I agree tracking this type of filtering information would be useful, though I’m not sure it’d be possible to display this information in the feature-table summarize visualization. The reason is that QIIME 2 is decentralized, such that there is no set of sequential steps in an analysis like we had in QIIME 1. QIIME 2 is more of a “choose-your-own-adventure”, where you could, for example, choose to denoise your data with DADA2, or perform quality-score based filtering with q2-quality-filter and then denoise the data with Deblur. You can even avoid denoising algorithms altogether and cluster your sequences into OTUs, similar to QIIME 1.
Each of these steps could perform filtering in different ways, and track that information differently too (it’s up to the plugin developer how they want to do that). Thus, by the time a user generates a feature table summary with feature-table summarize, we don’t have access to any of those “upstream” quality-filtering steps; all we have is a feature table that tells us how many features we have in our data set, and how abundant those features are. An artifact’s provenance tells us what actions were executed to create the feature table, but we don’t know how many sequences were filtered out in “upstream” analyses.
Besides the DADA2 filtering reporting I linked to above, you can accomplish what you’re looking for by using demux summarize to inspect how many sequences each sample has prior to quality-filtering / denoising. You can then apply whatever denoising or clustering analyses you’d like, and use feature-table summarize to see how many sequences remain in your feature table (that info is listed as Total frequency under the Table summary heading).
So while it would be difficult to display all of the information you’re describing in feature-table summarize, it’s possible to find that info by comparing demux summarize to feature-table summarize.
@yanxianl where are these amplicons coming from? improper alignment of paired-end reads?
@jairideout amplicon length is not really something we would explicitly address with the filtering methods I had planned. I agree with @yanxianl that it could be useful to have this information in feature table summaries — but then summarize would require an input seqs file. Instead, perhaps tabulate-seqs should include size distributions? To complement this, it might make sense to add a length filter and/or trimming step to filter-seqs to address any issues with sequence length, e.g,. misaligned paired ends leading to extra long seqs.
I read the post you shared and it basically answered my question. It’s often useful to have a track of read number after quality filtering, merging and chimera removal so that we can do the troubleshooting in an easier way when the DADA2 or Deblur pipeline doesn’t work properly.Great to know that such kind of function will be available in the future qiime2 releases.

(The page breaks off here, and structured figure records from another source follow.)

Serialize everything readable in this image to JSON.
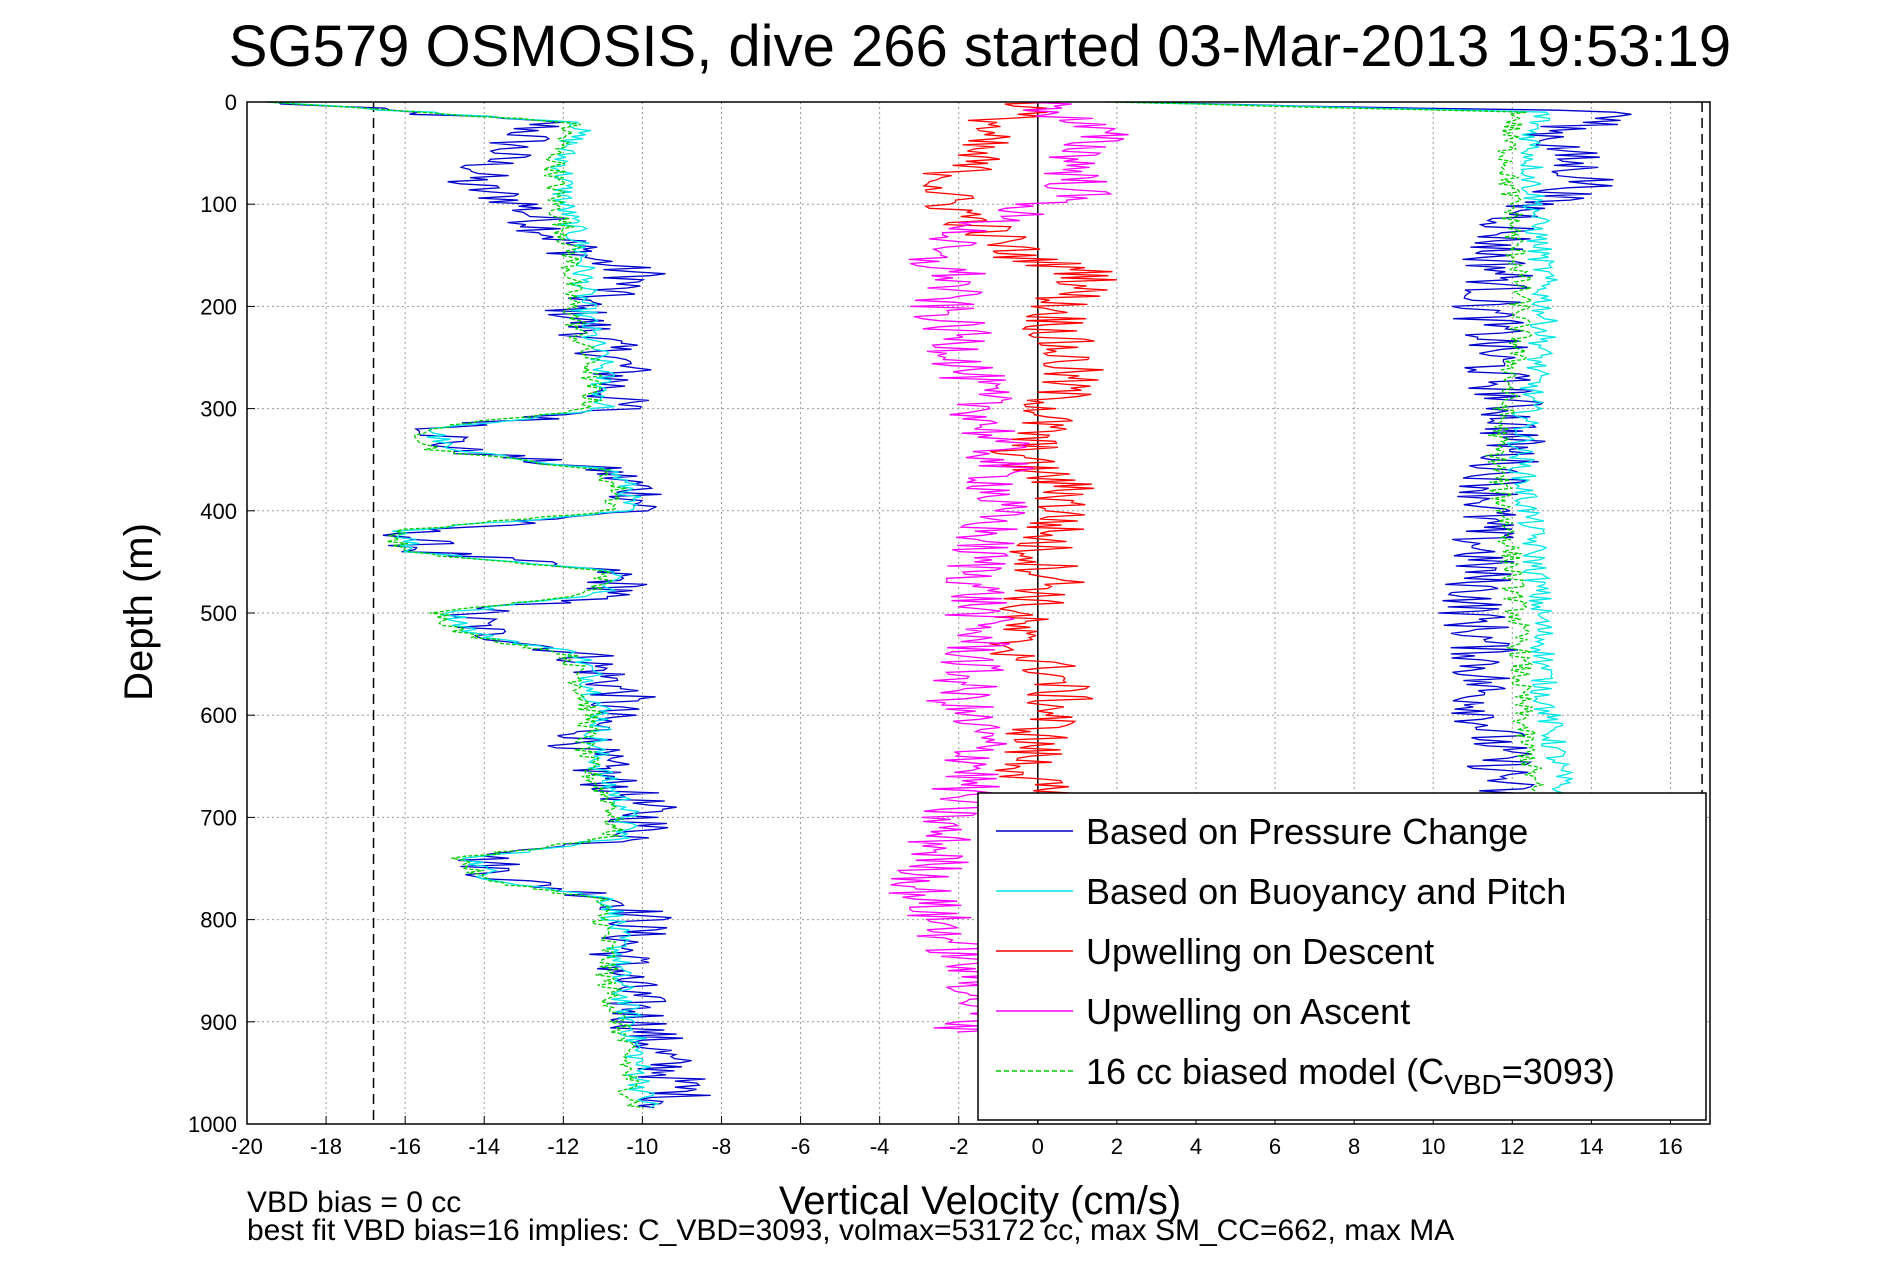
{
  "chart_data": {
    "type": "line",
    "title": "SG579 OSMOSIS, dive 266 started 03-Mar-2013 19:53:19",
    "xlabel": "Vertical Velocity (cm/s)",
    "ylabel": "Depth (m)",
    "xlim": [
      -20,
      17
    ],
    "ylim": [
      0,
      1000
    ],
    "y_reversed": true,
    "grid": true,
    "xticks": [
      "-20",
      "-18",
      "-16",
      "-14",
      "-12",
      "-10",
      "-8",
      "-6",
      "-4",
      "-2",
      "0",
      "2",
      "4",
      "6",
      "8",
      "10",
      "12",
      "14",
      "16"
    ],
    "yticks": [
      "0",
      "100",
      "200",
      "300",
      "400",
      "500",
      "600",
      "700",
      "800",
      "900",
      "1000"
    ],
    "reference_lines": {
      "vertical_dashed_x": [
        -16.8,
        16.8
      ],
      "vertical_solid_x": [
        0
      ]
    },
    "legend_position": "bottom-right",
    "legend": [
      {
        "label": "Based on Pressure Change",
        "color": "#0000cc",
        "style": "solid"
      },
      {
        "label": "Based on Buoyancy and Pitch",
        "color": "#00e6e6",
        "style": "solid"
      },
      {
        "label": "Upwelling on Descent",
        "color": "#ff0000",
        "style": "solid"
      },
      {
        "label": "Upwelling on Ascent",
        "color": "#ff00ff",
        "style": "solid"
      },
      {
        "label_prefix": "16 cc biased model (C",
        "label_subscript": "VBD",
        "label_suffix": "=3093)",
        "color": "#00cc00",
        "style": "dashed"
      }
    ],
    "series": [
      {
        "name": "Based on Pressure Change (descent)",
        "color": "#0000cc",
        "depth": [
          0,
          20,
          50,
          80,
          100,
          120,
          150,
          170,
          200,
          230,
          260,
          280,
          300,
          320,
          340,
          360,
          380,
          400,
          420,
          440,
          460,
          480,
          500,
          520,
          540,
          560,
          580,
          600,
          630,
          660,
          690,
          720,
          740,
          760,
          780,
          800,
          830,
          860,
          900,
          940,
          970,
          985
        ],
        "velocity": [
          -19.5,
          -12.5,
          -13.5,
          -14.5,
          -13.0,
          -12.5,
          -11.5,
          -10.0,
          -11.8,
          -11.2,
          -10.5,
          -10.8,
          -10.6,
          -15.0,
          -14.8,
          -11.0,
          -10.0,
          -10.0,
          -15.8,
          -15.5,
          -10.8,
          -10.5,
          -14.5,
          -14.0,
          -11.5,
          -11.0,
          -10.5,
          -11.0,
          -11.5,
          -11.0,
          -10.0,
          -10.0,
          -14.0,
          -13.5,
          -10.5,
          -10.0,
          -10.5,
          -10.5,
          -10.0,
          -9.5,
          -9.0,
          -9.5
        ]
      },
      {
        "name": "Based on Buoyancy and Pitch (descent)",
        "color": "#00e6e6",
        "depth": [
          0,
          20,
          50,
          80,
          100,
          120,
          150,
          170,
          200,
          230,
          260,
          280,
          300,
          320,
          340,
          360,
          380,
          400,
          420,
          440,
          460,
          480,
          500,
          520,
          540,
          560,
          580,
          600,
          630,
          660,
          690,
          720,
          740,
          760,
          780,
          800,
          830,
          860,
          900,
          940,
          970,
          985
        ],
        "velocity": [
          -19.5,
          -11.5,
          -12.0,
          -12.0,
          -12.0,
          -11.8,
          -11.5,
          -11.5,
          -11.5,
          -11.3,
          -11.0,
          -11.0,
          -11.0,
          -15.3,
          -15.0,
          -10.8,
          -10.3,
          -10.5,
          -16.0,
          -15.8,
          -10.5,
          -11.0,
          -14.8,
          -14.3,
          -11.6,
          -11.3,
          -11.2,
          -11.0,
          -11.2,
          -11.0,
          -10.4,
          -10.5,
          -14.3,
          -13.8,
          -10.8,
          -10.7,
          -10.6,
          -10.6,
          -10.3,
          -10.1,
          -10.0,
          -9.8
        ]
      },
      {
        "name": "Biased model (descent)",
        "color": "#00cc00",
        "depth": [
          0,
          20,
          50,
          80,
          100,
          120,
          150,
          170,
          200,
          230,
          260,
          280,
          300,
          320,
          340,
          360,
          380,
          400,
          420,
          440,
          460,
          480,
          500,
          520,
          540,
          560,
          580,
          600,
          630,
          660,
          690,
          720,
          740,
          760,
          780,
          800,
          830,
          860,
          900,
          940,
          970,
          985
        ],
        "velocity": [
          -19.5,
          -11.8,
          -12.2,
          -12.2,
          -12.2,
          -12.0,
          -11.8,
          -11.8,
          -11.8,
          -11.6,
          -11.3,
          -11.3,
          -11.3,
          -15.6,
          -15.3,
          -11.1,
          -10.6,
          -10.8,
          -16.3,
          -16.1,
          -10.8,
          -11.3,
          -15.1,
          -14.6,
          -11.9,
          -11.6,
          -11.5,
          -11.3,
          -11.5,
          -11.3,
          -10.7,
          -10.8,
          -14.6,
          -14.1,
          -11.1,
          -11.0,
          -10.9,
          -10.9,
          -10.6,
          -10.4,
          -10.3,
          -10.1
        ]
      },
      {
        "name": "Based on Pressure Change (ascent)",
        "color": "#0000cc",
        "depth": [
          985,
          940,
          900,
          860,
          820,
          780,
          740,
          700,
          660,
          620,
          580,
          540,
          500,
          460,
          420,
          380,
          340,
          300,
          260,
          230,
          200,
          170,
          150,
          120,
          100,
          80,
          60,
          30,
          10,
          0
        ],
        "velocity": [
          15.5,
          13.0,
          12.5,
          12.0,
          11.5,
          11.5,
          11.5,
          11.5,
          11.8,
          11.5,
          11.2,
          11.3,
          11.0,
          11.2,
          11.2,
          11.5,
          12.0,
          12.0,
          11.5,
          11.5,
          11.3,
          11.8,
          11.5,
          12.0,
          12.5,
          14.0,
          13.5,
          13.0,
          15.0,
          2.0
        ]
      },
      {
        "name": "Based on Buoyancy and Pitch (ascent)",
        "color": "#00e6e6",
        "depth": [
          985,
          940,
          900,
          860,
          820,
          780,
          740,
          700,
          660,
          620,
          580,
          540,
          500,
          460,
          420,
          380,
          340,
          300,
          260,
          230,
          200,
          170,
          150,
          120,
          100,
          80,
          60,
          30,
          10,
          0
        ],
        "velocity": [
          15.5,
          14.0,
          13.8,
          13.6,
          13.4,
          13.3,
          13.2,
          13.2,
          13.2,
          13.0,
          12.8,
          12.8,
          12.7,
          12.6,
          12.5,
          12.3,
          12.2,
          12.4,
          12.6,
          12.8,
          12.8,
          12.8,
          12.7,
          12.6,
          12.6,
          12.5,
          12.5,
          12.5,
          12.8,
          2.0
        ]
      },
      {
        "name": "Biased model (ascent)",
        "color": "#00cc00",
        "depth": [
          985,
          940,
          900,
          860,
          820,
          780,
          740,
          700,
          660,
          620,
          580,
          540,
          500,
          460,
          420,
          380,
          340,
          300,
          260,
          230,
          200,
          170,
          150,
          120,
          100,
          80,
          60,
          30,
          10,
          0
        ],
        "velocity": [
          15.0,
          13.3,
          13.1,
          12.9,
          12.7,
          12.6,
          12.5,
          12.5,
          12.5,
          12.3,
          12.2,
          12.2,
          12.1,
          12.0,
          11.9,
          11.7,
          11.6,
          11.8,
          12.0,
          12.2,
          12.2,
          12.2,
          12.1,
          12.0,
          12.0,
          11.9,
          11.9,
          11.9,
          12.2,
          1.8
        ]
      },
      {
        "name": "Upwelling on Descent",
        "color": "#ff0000",
        "depth": [
          0,
          30,
          60,
          90,
          120,
          150,
          170,
          200,
          230,
          260,
          290,
          320,
          350,
          380,
          410,
          440,
          470,
          500,
          530,
          560,
          590,
          620,
          650,
          680,
          710
        ],
        "velocity": [
          0,
          -1.5,
          -1.8,
          -2.5,
          -1.5,
          -0.5,
          1.5,
          0.5,
          0.5,
          0.8,
          0.5,
          0,
          -0.5,
          0.8,
          0.5,
          0,
          0.5,
          -0.5,
          -0.8,
          0.5,
          0.5,
          0,
          -0.3,
          0,
          0
        ]
      },
      {
        "name": "Upwelling on Ascent",
        "color": "#ff00ff",
        "depth": [
          0,
          30,
          60,
          90,
          120,
          150,
          170,
          200,
          230,
          260,
          290,
          320,
          350,
          380,
          410,
          440,
          470,
          500,
          530,
          560,
          590,
          620,
          650,
          680,
          710,
          740,
          770,
          800,
          830,
          860,
          890,
          910
        ],
        "velocity": [
          0,
          1.5,
          1.0,
          1.0,
          -1.5,
          -3.0,
          -2.0,
          -2.5,
          -2.0,
          -1.8,
          -1.5,
          -1.2,
          -1.0,
          -1.0,
          -1.2,
          -1.5,
          -1.5,
          -1.5,
          -1.5,
          -1.8,
          -2.0,
          -1.5,
          -1.5,
          -2.0,
          -2.5,
          -2.5,
          -3.0,
          -2.5,
          -2.0,
          -1.5,
          -1.5,
          -1.8
        ]
      }
    ],
    "footnotes": [
      "VBD bias = 0 cc",
      "best fit VBD bias=16 implies: C_VBD=3093, volmax=53172 cc, max SM_CC=662, max MA"
    ]
  }
}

The alternative way that you suggested to get the percentage of reads passing the quality control pipeline in qiime2 is straightforward. But I think tracking the read number during each step of quality control pipeline is probably more useful to users, such as what’s suggested for the dada2 pipeline in that post you highlighted.
I analyzed a small 16s rRNA dataset generated by using the earth microbiome project primers targeting the 515f/806r region via both qiime2 and R. To get a better understanding of the dada2 pipeline, I first read the original paper, visited the dada2 github repository and went through the tutorial provided there, which included read number tracking and amplicon size summary after the feature table was generated. The normal range of v4 amplicon size was said to be 250-256 and I did find dozens of sequence variants falling out of the range. Unfortunately, I did not explore the reason (probably due to unspecific binding of primers? ) and just filtered these SVs.
The above experience made me wonder if such amplicon size filtering is included in the qiime2 pipeline as well when using the dada2 for sequence quality control. I think the “tabulate-seqs” function that includes size distribution is very useful and necessary for sequence quality control.
The q2-deblur option for --p-sample-stats tracks information per sample such as the number of dereplicated reads, deblur clusters, pre/post filtering counts. In writing this reply, I realized there isn’t an example I could find to readily link to, although you can see a screenshot of the stats output here. I opened an issue about adding in an example of the stats output into the primary tutorial so one could be linked to in the future.